3. Un Mesías sufriente. Pero la fiesta de hoy, como decíamos al principio, tiene un carácter no sólo festivo, sino también de pasión. Cristo entra en Jerusalén para subirse al madero de la cruz y dar su vida por nosotros. Por eso, la liturgia de hoy nos recuerda que ser Mesías es dar la vida, entregarse por nosotros, por amor a nosotros. En las lecturas de la Misa de hoy escuchamos diversos textos que nos recuerdan qué significa ser Mesías. La primera lectura, en la que escuchamos el tercer cántico del Siervo de Yahvé del profeta Isaías, nos presenta a un Mesías sufriente, a quien el Señor abre el oído para escuchar y le da una palabra de aliento para el abatido, pero que también ofrece la espalda y las mejillas a quienes le maltratan, que no se esconde ante los ultrajes, pues tiene su confianza puesta en el Señor. El salmo 21 recoge el sufrimiento de quien se siente abandonado, maltratado, pero que a pesar de ello mantiene su confianza en el Señor, su fuerza. Este salmo lo pone el evangelista en labios de Jesús en el momento de la cruz “Dios mío, Dios mío, ¡por qué me has abandonado?” La segunda lectura, en la que encontramos el impresionante himno cristológico de la carta de Pablo a los filipenses, nos presenta a un Cristo obediente, despojado de todo, rebajado hasta someterse a una muerte en cruz. Y finalmente en largo relato del Evangelio de hoy, según san Lucas, podemos contemplar la pasión y muerte del Señor. Cristo, que hoy entra triunfante en Jerusalén, es el Mesías sufriente, que muere por amor, que da la vida por nosotros. Éste es el verdadero sentido de la Semana Santa que hoy empezamos: celebrar y vivir el amor de Dios manifestado en la entrega incondicional de Cristo en la Cruz.

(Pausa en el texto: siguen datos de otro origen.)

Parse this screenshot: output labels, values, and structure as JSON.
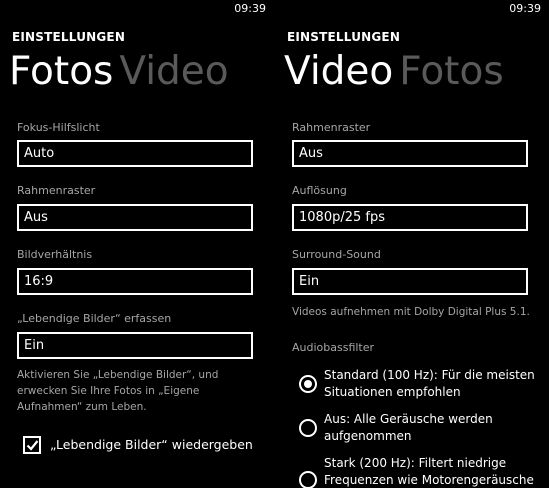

Al celebrar hoy esta fiesta del Domingo de Ramos, abramos con gozo las puertas de nuestro corazón a Cristo, el Mesías, que viene a nosotros como en aquel día entró en Jerusalén. Él viene sencillo, pacífico, pobre. Desea mostrarnos el amor de Dios, y lo hace con su muerte en la cruz, con la entrega de su vida. Que las enseñanzas de su pasión nos sirvan de testimonio, como hemos rezado en la oración colecta de hoy. Pongamos a Cristo en el centro de nuestra vida y caminemos así hasta la Pascua de la Resurrección.